A nationwide study has shown that more than 20% of 1-3 week-old dairy and beef calves are positive for Cryptosporidium. (Although there is no documented evidence, young horses, swine, sheep, dogs, cats and rodents probably also serve as sources of oocysts on farms. In order to prevent infection, calves 0-6 months of age, must be spearated from older dairy cows and provided with a clean, dry and well-ventilated environment; the latter may be accomplished by adding ventilation to an existing structure that houses 0-6 month old animals or building double-layer plastic greenhouses for these animals. Studies show daily cleaning of bedding reduces the likelihood of infection as does addition of bedding in some circumstances. Practices in the handling of calf manure are also being investigated such as the separation and treatment of this manure, or if it is mixed with dairy manure, ensuring that it is spread on non-hydrologically sensitive areas. Other strategies for the control of Cryptosporidium parvum infection in calves have focused on the use of oral vaccines or antibiotic treatment.
Drinking Water Treatments to Remove Cryptosporidium
Several studies have focused on the best way to remove Cryptosporidium from drinking water. Although several conventional granular filtration methods when operated correctly and under appropriate coagulation conditions remove Cryptosporidium to a level that probably will be acceptable in the new legislation. They do not remove all the organisms. As a result, many water treatment facilities are using more advanced (and more expensive!) filtration methods known as microfiltration and ultra filtration. Although these methods will not be discussed here, they do remove all organisms.
Environmental Detection Methods It should be noted that there are numerous limitations of the environmental methods for detecting Cryptosporidium.

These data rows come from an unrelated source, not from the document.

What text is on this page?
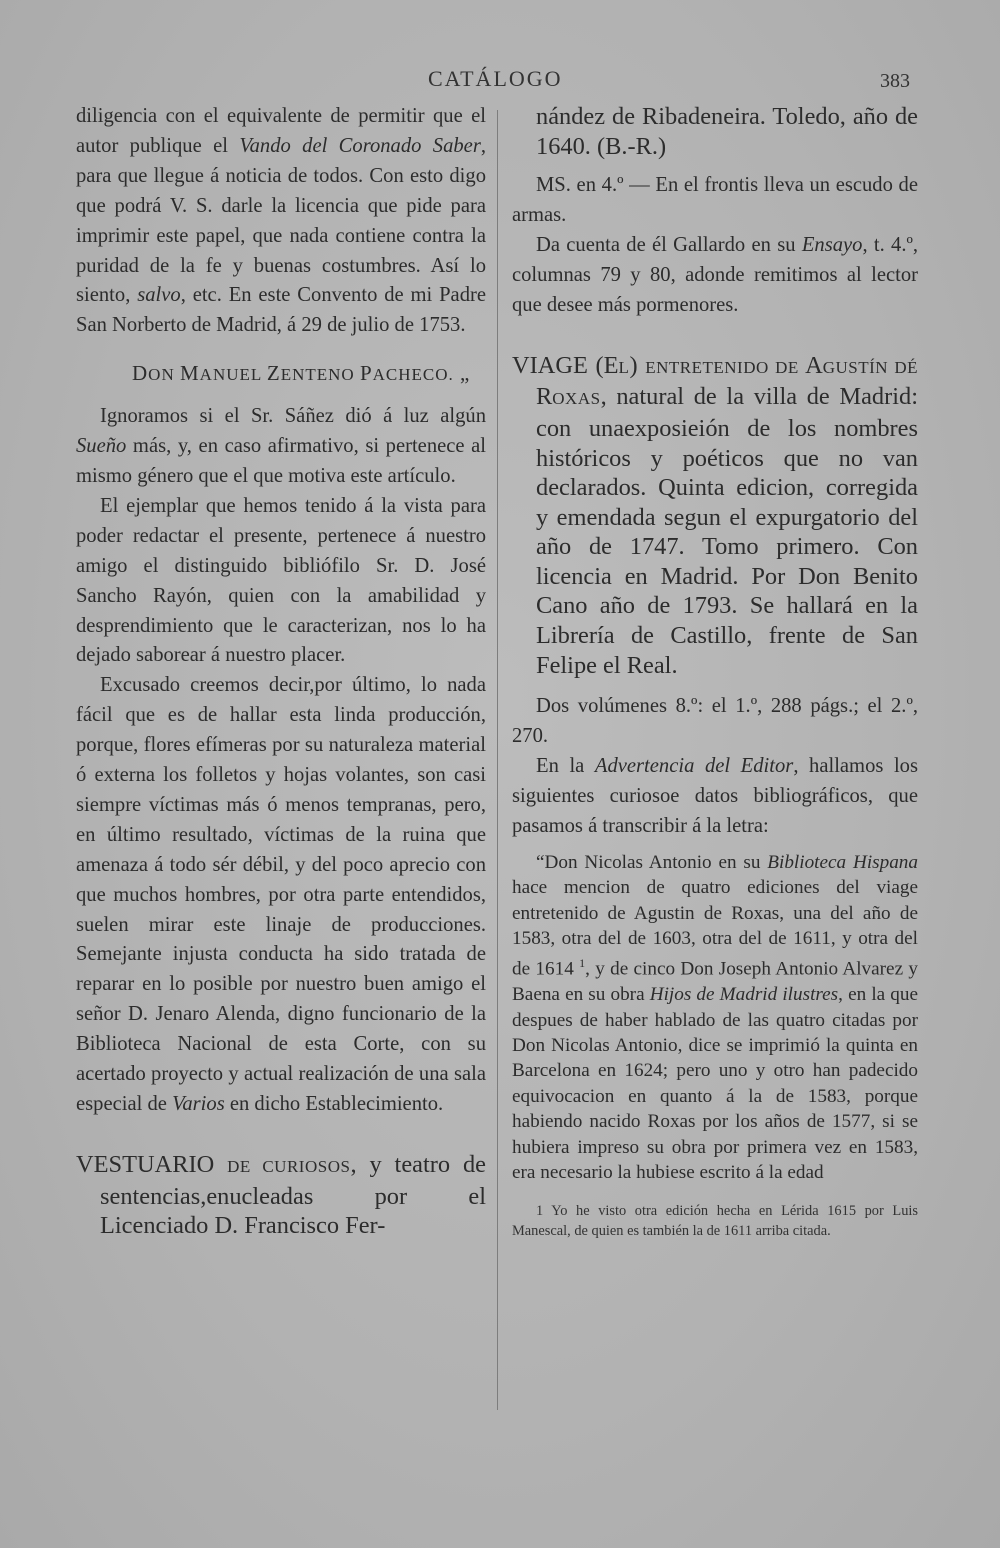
CATÁLOGO	383

diligencia con el equivalente de permitir que el autor publique el Vando del Coronado Saber, para que llegue á noticia de todos. Con esto digo que podrá V. S. darle la licencia que pide para imprimir este papel, que nada contiene contra la puridad de la fe y buenas costumbres. Así lo siento, salvo, etc. En este Convento de mi Padre San Norberto de Madrid, á 29 de julio de 1753.

DON MANUEL ZENTENO PACHECO. „

Ignoramos si el Sr. Sáñez dió á luz algún Sueño más, y, en caso afirmativo, si pertenece al mismo género que el que motiva este artículo.

El ejemplar que hemos tenido á la vista para poder redactar el presente, pertenece á nuestro amigo el distinguido bibliófilo Sr. D. José Sancho Rayón, quien con la amabilidad y desprendimiento que le caracterizan, nos lo ha dejado saborear á nuestro placer.

Excusado creemos decir,por último, lo nada fácil que es de hallar esta linda producción, porque, flores efímeras por su naturaleza material ó externa los folletos y hojas volantes, son casi siempre víctimas más ó menos tempranas, pero, en último resultado, víctimas de la ruina que amenaza á todo sér débil, y del poco aprecio con que muchos hombres, por otra parte entendidos, suelen mirar este linaje de producciones. Semejante injusta conducta ha sido tratada de reparar en lo posible por nuestro buen amigo el señor D. Jenaro Alenda, digno funcionario de la Biblioteca Nacional de esta Corte, con su acertado proyecto y actual realización de una sala especial de Varios en dicho Establecimiento.

VESTUARIO DE CURIOSOS, y teatro de sentencias,enucleadas por el Licenciado D. Francisco Fer-

nández de Ribadeneira. Toledo, año de 1640. (B.-R.)

MS. en 4.º — En el frontis lleva un escudo de armas.

Da cuenta de él Gallardo en su Ensayo, t. 4.º, columnas 79 y 80, adonde remitimos al lector que desee más pormenores.

VIAGE (EL) ENTRETENIDO DE AGUSTÍN DÉ ROXAS, natural de la villa de Madrid: con unaexposieión de los nombres históricos y poéticos que no van declarados. Quinta edicion, corregida y emendada segun el expurgatorio del año de 1747. Tomo primero. Con licencia en Madrid. Por Don Benito Cano año de 1793. Se hallará en la Librería de Castillo, frente de San Felipe el Real.

Dos volúmenes 8.º: el 1.º, 288 págs.; el 2.º, 270.

En la Advertencia del Editor, hallamos los siguientes curiosoe datos bibliográficos, que pasamos á transcribir á la letra:

“Don Nicolas Antonio en su Biblioteca Hispana hace mencion de quatro ediciones del viage entretenido de Agustin de Roxas, una del año de 1583, otra del de 1603, otra del de 1611, y otra del de 1614 $^1$, y de cinco Don Joseph Antonio Alvarez y Baena en su obra Hijos de Madrid ilustres, en la que despues de haber hablado de las quatro citadas por Don Nicolas Antonio, dice se imprimió la quinta en Barcelona en 1624; pero uno y otro han padecido equivocacion en quanto á la de 1583, porque habiendo nacido Roxas por los años de 1577, si se hubiera impreso su obra por primera vez en 1583, era necesario la hubiese escrito á la edad

1 Yo he visto otra edición hecha en Lérida 1615 por Luis Manescal, de quien es también la de 1611 arriba citada.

Because of the limitations of the reference method, "a negative result does not necessarily mean the water is not contaminated with pathogenic protozoa and a positive result does not necessarily indicate a public health threat" (Ref. Rose). Accordingly, the current recommendation for issuing a public health notice concerning the potential contamination of drinking water is for public health officials to examine the protozoa monitoring results within the total context of source water quality and treatment plan efficiency; a single positive immunofluoresence result is not sufficient to trigger the initiation of a public health alert and concomitant precautionary measures.
Susceptible Individuals
Individuals who are most susceptible to Cryptosporidium are immunocompromised patients including patients with AIDS. Cryptosporidium may be fatal in AIDS patients.
EPA and CDC have developed guidelines for severely immunocompromised people who may wish to take extra precautions to avoid the possibility of developing cryptosporidiosis. "Although data are not sufficient for EPA/CDC to recommend that all severely immunocompromised persons take extra caution with regard to their drinking water, individuals who wish to take extra mesures to avoid waterborne cryptosporidiosis can bring their drinking water to a rolling boil for one minute. Boiling water is the most effective way of killing Cryptosporidium. As an alternative to boiling water, people may use a point-of use (personal use, end-of tap, under sink) filter or bottled water.
1. What are the biological hazards of drinking water?
2. What are the chemical hazards of drinking water?
3. List and define the steps in drinking water treatment.
4. How are chemicals removed from drinking water?
5. Discuss the coliform count for testing the quality of drinking water.